In the past 30 years, ocean temperatures around the CT have risen by approximately 0.1 °C per decade and are expected to climb an additional 1-4 °C by 2100. An increase of more than 2 °C will eliminate most coral-dominated reefs, with the potential of impacting the livelihoods of 120 million people and cutting protein supplies to one billion people. Corals are foundational: If they disappear, marine biodiversity as a whole will reduce greatly.

Conservation management and the planning or adoption of mitigation strategies in any ocean realm requires information about the stressors, and most importantly about the distinct ecoregions that demark unique assemblages of species. The potential of a marine protected area to retain biodiversity and restock species abundance beyond its border, is inherently linked to some form of regional discretization and population connectivity, such as the degree and directionality of larval dispersal across ecoregions. In most of the world Ocean, and in the CT, defining the ecoregions is complicated by data sparseness and by the large-scale, time-dependent dispersal of ocean currents. Indeed, ocean currents and water characteristics change in space and time, and predictions of community susceptibility to these changes remain elusive.  

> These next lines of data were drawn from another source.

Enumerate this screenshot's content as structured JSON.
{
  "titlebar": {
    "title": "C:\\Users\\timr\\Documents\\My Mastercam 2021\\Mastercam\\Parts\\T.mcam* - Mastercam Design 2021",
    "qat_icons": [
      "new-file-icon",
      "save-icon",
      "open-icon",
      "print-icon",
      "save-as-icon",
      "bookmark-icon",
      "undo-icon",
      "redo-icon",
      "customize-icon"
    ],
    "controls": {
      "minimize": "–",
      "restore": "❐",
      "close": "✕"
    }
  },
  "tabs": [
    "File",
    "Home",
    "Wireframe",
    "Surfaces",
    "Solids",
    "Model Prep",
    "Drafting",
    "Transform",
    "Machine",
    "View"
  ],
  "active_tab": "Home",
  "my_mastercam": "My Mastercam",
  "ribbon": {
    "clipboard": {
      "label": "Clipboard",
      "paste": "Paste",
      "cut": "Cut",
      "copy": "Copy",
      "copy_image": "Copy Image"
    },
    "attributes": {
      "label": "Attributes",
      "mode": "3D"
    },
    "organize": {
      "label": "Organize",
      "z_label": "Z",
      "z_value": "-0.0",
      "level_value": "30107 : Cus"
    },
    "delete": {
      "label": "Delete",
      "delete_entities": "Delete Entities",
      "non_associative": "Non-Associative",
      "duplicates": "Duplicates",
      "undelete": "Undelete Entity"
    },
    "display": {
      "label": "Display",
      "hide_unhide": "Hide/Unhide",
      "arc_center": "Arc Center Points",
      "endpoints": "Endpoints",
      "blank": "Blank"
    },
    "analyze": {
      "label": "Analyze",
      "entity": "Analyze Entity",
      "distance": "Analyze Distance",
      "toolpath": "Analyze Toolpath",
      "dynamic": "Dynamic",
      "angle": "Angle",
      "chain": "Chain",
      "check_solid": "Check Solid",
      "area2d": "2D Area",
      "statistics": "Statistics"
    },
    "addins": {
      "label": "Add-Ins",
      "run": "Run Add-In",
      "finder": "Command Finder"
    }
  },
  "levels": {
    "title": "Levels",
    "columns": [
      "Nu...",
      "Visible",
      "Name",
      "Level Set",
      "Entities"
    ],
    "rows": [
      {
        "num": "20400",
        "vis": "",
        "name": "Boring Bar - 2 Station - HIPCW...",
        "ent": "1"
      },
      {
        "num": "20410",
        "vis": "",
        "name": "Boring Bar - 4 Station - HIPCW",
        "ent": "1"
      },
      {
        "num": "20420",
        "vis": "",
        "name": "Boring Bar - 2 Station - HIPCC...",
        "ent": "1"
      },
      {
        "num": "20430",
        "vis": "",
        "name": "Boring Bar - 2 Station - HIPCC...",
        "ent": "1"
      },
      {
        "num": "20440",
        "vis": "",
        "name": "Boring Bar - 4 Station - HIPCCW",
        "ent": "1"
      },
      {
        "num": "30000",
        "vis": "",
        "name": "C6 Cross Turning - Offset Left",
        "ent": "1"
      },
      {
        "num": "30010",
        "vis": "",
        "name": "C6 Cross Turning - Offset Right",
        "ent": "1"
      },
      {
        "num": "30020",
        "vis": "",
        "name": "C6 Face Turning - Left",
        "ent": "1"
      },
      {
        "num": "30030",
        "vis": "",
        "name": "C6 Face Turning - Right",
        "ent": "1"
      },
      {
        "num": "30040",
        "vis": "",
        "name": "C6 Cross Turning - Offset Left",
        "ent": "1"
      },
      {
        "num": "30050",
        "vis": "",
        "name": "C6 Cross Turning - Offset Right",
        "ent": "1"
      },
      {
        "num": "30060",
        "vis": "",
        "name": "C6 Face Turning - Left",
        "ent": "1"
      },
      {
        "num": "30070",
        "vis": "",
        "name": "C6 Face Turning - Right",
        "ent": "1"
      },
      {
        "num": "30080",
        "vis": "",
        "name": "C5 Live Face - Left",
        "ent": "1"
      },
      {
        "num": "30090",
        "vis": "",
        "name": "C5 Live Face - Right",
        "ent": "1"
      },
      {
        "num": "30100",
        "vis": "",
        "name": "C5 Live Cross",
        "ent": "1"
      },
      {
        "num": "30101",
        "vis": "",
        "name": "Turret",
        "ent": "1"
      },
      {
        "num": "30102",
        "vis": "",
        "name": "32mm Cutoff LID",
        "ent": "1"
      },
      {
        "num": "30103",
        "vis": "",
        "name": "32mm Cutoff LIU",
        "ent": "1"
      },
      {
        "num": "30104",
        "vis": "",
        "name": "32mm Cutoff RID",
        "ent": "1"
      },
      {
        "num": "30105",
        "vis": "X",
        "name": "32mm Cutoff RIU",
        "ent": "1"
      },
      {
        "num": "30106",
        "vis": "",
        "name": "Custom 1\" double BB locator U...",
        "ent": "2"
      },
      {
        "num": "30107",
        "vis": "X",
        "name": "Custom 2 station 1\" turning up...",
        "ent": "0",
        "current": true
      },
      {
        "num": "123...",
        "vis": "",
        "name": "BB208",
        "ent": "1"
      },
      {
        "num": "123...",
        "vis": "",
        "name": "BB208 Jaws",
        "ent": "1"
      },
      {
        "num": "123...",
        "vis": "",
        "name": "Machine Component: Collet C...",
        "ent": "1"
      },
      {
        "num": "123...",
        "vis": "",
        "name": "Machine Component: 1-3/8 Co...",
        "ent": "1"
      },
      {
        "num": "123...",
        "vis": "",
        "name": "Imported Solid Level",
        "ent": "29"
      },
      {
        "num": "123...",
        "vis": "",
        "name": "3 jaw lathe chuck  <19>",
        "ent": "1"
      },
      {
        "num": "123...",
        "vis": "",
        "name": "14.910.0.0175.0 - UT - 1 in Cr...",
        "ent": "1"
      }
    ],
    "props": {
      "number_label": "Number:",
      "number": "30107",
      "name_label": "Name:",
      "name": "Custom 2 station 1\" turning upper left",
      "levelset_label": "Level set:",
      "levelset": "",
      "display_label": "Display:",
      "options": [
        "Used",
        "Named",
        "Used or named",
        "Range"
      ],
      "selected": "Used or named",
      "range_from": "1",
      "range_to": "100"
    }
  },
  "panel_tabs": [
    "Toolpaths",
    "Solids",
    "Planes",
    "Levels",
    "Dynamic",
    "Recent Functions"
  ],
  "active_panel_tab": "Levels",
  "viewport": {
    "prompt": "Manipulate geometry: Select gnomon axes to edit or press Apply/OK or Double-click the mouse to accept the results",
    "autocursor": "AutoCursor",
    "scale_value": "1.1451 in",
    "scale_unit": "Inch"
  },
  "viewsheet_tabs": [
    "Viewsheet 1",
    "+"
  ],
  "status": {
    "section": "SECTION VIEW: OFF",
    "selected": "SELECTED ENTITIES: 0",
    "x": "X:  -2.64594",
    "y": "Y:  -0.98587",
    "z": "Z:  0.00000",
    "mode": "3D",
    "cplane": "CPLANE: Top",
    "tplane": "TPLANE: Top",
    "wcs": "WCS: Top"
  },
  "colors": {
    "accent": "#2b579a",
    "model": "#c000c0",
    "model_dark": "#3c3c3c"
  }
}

This knowledge is especially important when biodiversity must rebuild following a devastating damage, as for example following bleaching events in the CT, because ecoregions and connectivity contribute to colonization and resilience of a given reef. In most of the world’s Oceans, and in the CT, defining ecoregions and connectivity is complicated by data sparseness and by large-scale, time-dependent ocean currents. Direct observations of species distributions are indeed sparse in space and time, concealing the relationships between ecoregions, climate variability and ocean currents. Model simulations of ocean circulation and larval transport help, but they are limited in their spatial and temporal resolution.

Our work provides a pathway towards filling this fundamental knowledge gap in coral ecology introducing an unsupervised machine learning (ML) approach that exploits the dynamical relationship between sea surface temperature anomalies (SSTa) and sea surface height anomalies, and therefore currents, at spatiotemporal frequencies pertinent marine communities at latitudes comprised between 45oN and 45oS.  The ML framework, schematically summarized in Fig. 1, is applied to the SSTa from a high resolution reanalysis, GLORYS, from 1993 to 2017. SSHa are grouped according to the El Niño Southern Oscillation (ENSO) phase, given the strong impact of ENSO on current directionality in the CT area.

Fig. 1 Schematic of the ML workflow proposed in the paper.

The results of our analysis indicate that the extraordinary biodiversity that we observe today is maintained and enhanced by ENSO variability (Figure 2). While ENSO has long been associated with coral reefs mortality, due to the prolonged higher-than-normal temperatures experienced in some areas during its positive and negative phases, ENSO appears to be highly beneficial to biodiversity. It enhances the large-scale exchange of genetic material between the Indian Ocean and the CT during La Niña years, and between the CT and the area to the east in neutral conditions. Most importantly, we provide, a climatic context to interpret the evolution of species richness in the Indo-Pacific through geological times.

Fig. 2. Biodiversity Score over the period 1993-2017 for the domains found during (a) El Niño years, (b) La Niña years, (c) Neutral years. The color scale is linear (low = 0.03, high = 0.08). 

The ecoregion identification and biodiversity score we propose taken together with the recovery potential metric introduced in this work, can identify appropriate temporal and spatial windows where connectivity-based restoration efforts and monitoring should be prioritized. This component is relevant to regional, industry and community groups for which climate adaptation and biodiversity conservation is particularly important. Given the societal relevance of reef ecosystems, the potential of the framework presented is profound.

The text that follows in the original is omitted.